There are several human neutrophil antigen (HNA) genotyping and phenotyping techniques. The latter are generally based on the use of polyclonal HNA alloantibodies obtained from immunised donors or patients or monoclonal antibodies. HNA typing techniques that do not require polyclonal antibodies derived from donors or patients are the techniques of choice.
HNA typing reagents prepared from human source material should comply with the guidelines in section 22.214.171.124.
An ‘Instructions for use’ sheet (package insert) should be prepared and supplied with antibody typing reagents, see section 126.96.36.199. Information in the instructions for use sheet should further indicate the immunoglobulin class of the antibodies and the presence of any other contaminating antibodies reactive by the recommended methods.
HNA typing reagents used in genomic DNA and polymerase chain reaction (PCR)-based techniques should comply with the guidelines in Chapter 14.
It is recommended that laboratories make all reasonable efforts to include cells in their panel that will aid the detection and identification of clinically significant HNA antibodies. The panel should consist of granulocytes typed for HNA-1a, 1b, 1c, 2, 3a, 3b, 4a, 4bw, 5a and 5bw by validated HNA typing techniques. Ideally, the panel should contain granulocytes that are homozygous for HNA-1a and HNA-1b and be from Group O donors. The panel can be expanded to include granulocytes homozygous for other HNA as indicated by the results of laboratory testing.
HNA typing of a granulocyte panel donor should be based on two concordant typings performed on samples obtained on different occasions. Wherever possible, both phenotyping and genotyping should be performed for the above antigens.
Granulocytes and lymphocytes for use in serological investigations should be prepared with regard to the following criteria:
Normal control sera should be taken from untransfused male blood donors. The sera should be screened and found negative for granulocyte-reactive antibodies (e.g. clinically non-significant autoantibodies are occasionally detected in apheresis donors). An appropriate number of normal sera should be used, so that in any given assay a statistically relevant normal range can be determined.
At least one positive control should be included in each assay. The selection and number of positive control sera will depend on the technique and the HNA type of the granulocytes being used. In glycoprotein-specific assays, a positive control for each glycoprotein used should be included as a minimum. If different capture monoclonal antibodies are used, the positive control selected should be reactive with the monoclonal antibody selected.

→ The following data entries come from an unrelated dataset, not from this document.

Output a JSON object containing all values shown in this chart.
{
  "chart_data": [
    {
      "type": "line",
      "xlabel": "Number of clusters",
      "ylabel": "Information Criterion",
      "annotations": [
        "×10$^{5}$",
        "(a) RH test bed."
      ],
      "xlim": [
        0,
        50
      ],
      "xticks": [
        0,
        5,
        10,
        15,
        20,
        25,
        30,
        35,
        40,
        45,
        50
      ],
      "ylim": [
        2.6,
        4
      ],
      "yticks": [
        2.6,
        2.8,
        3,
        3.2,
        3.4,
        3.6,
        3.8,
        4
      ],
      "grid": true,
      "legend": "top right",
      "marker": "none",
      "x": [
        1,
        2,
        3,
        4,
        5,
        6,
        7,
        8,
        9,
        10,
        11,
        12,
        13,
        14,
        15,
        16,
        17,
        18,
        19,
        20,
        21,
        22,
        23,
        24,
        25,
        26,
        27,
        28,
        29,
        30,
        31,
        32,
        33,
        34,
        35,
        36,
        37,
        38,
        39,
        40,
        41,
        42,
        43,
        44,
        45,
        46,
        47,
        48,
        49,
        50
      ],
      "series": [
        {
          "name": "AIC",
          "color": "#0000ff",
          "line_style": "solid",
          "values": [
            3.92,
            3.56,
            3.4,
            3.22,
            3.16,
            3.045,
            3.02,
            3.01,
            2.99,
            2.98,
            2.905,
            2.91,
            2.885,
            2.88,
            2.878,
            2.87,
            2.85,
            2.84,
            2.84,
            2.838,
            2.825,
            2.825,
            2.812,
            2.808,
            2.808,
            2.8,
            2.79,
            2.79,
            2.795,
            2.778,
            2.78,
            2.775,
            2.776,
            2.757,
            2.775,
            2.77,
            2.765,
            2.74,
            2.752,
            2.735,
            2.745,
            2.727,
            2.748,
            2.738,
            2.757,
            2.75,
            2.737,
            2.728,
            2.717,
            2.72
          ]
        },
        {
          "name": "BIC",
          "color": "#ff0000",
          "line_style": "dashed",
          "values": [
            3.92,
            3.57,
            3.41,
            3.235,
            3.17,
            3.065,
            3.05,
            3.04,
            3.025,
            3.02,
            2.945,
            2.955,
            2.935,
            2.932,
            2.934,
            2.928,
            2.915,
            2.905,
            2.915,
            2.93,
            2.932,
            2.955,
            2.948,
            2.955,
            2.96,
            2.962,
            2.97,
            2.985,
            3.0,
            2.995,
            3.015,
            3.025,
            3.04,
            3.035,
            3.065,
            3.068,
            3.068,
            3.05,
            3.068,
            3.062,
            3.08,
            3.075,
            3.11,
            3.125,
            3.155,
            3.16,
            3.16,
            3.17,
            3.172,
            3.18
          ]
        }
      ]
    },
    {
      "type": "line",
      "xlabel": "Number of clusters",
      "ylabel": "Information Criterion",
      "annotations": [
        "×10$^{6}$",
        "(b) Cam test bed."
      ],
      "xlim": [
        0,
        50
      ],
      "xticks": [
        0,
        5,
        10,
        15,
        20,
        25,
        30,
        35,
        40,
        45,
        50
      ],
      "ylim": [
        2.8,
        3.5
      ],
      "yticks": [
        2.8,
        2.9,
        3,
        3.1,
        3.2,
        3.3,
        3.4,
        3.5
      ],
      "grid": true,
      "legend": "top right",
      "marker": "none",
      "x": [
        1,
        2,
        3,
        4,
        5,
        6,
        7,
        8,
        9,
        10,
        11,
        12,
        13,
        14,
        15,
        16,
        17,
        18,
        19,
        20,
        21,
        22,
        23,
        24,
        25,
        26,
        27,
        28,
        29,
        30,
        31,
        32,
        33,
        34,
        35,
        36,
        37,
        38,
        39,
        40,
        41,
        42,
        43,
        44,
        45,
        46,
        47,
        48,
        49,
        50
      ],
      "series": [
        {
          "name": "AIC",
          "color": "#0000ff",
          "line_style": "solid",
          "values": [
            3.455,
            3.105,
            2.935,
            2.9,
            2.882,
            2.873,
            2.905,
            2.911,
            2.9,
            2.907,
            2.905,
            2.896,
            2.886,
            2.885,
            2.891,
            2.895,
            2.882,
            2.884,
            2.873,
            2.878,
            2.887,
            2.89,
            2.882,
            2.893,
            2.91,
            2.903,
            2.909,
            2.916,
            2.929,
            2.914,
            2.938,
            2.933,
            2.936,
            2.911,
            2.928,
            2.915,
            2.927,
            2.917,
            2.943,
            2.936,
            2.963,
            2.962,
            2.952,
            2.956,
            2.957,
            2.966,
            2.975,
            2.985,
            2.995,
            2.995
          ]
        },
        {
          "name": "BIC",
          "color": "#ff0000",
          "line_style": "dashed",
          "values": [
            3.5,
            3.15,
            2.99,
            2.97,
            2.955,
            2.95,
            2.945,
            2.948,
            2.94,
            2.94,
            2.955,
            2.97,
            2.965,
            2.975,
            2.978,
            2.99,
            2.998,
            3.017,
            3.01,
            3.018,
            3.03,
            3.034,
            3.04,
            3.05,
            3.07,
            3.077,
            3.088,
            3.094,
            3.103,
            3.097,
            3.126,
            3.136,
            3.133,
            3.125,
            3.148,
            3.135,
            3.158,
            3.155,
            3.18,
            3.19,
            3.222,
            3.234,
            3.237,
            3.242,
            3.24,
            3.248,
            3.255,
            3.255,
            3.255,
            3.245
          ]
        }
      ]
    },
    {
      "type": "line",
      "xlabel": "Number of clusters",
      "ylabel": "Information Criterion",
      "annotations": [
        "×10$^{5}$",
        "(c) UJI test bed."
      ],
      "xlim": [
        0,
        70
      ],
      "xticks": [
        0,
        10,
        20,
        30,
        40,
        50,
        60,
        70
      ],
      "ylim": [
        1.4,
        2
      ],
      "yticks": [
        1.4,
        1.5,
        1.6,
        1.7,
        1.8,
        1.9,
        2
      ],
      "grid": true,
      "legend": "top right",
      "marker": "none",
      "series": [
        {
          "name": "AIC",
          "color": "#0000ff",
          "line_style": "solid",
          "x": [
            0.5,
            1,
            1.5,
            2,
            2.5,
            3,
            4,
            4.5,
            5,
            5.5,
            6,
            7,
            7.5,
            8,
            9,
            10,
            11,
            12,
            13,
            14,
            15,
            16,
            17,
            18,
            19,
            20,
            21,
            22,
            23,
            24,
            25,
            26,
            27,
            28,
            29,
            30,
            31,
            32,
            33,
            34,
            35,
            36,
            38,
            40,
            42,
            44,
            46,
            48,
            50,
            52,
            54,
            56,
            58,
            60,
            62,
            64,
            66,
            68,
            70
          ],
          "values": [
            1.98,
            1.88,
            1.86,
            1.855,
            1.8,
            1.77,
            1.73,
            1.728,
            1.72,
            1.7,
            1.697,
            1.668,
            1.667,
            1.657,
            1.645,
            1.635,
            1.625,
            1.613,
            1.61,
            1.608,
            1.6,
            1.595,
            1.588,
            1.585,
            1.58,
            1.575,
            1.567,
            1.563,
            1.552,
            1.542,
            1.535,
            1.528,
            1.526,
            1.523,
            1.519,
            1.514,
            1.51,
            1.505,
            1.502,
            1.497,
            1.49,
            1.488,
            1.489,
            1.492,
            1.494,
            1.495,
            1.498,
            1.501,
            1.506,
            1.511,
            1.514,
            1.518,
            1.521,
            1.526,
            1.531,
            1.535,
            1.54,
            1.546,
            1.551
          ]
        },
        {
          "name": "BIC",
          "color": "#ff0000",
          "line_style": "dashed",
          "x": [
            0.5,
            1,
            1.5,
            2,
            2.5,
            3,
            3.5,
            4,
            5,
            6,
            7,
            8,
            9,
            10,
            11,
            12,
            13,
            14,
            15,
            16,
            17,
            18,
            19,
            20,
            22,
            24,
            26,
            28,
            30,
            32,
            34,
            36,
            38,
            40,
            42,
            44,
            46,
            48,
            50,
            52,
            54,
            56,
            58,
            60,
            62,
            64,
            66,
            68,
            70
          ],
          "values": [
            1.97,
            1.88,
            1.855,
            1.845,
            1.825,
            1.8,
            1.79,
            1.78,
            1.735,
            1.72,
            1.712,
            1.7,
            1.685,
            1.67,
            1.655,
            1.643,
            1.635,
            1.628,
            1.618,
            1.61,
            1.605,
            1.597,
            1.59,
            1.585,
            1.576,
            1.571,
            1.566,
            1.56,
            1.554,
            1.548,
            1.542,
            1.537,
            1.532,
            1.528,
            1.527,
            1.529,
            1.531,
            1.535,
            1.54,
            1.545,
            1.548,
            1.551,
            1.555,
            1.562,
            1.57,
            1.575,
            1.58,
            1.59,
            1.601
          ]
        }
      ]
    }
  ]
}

Sensitivity of techniques should be monitored on the basis of the inclusion of a ‘weak positive’ control. For anti-HNA-1a, the internal sensitivity control should be calibrated against the WHO International Reference Reagents for anti-HNA-1a (NIBSC code 09/284) when diluted as instructed by the manufacturer.
In-house sensitivity standards, with similar reaction strengths to the above reagent, should be prepared for other HNA antibodies.
Laboratories should take part in regular external quality control exercises such as the International Granulocyte Immunology Workshops for HNA antibody detection and for HNA genotyping. Effective mechanisms should be in place to correct poor performance in the quality scheme.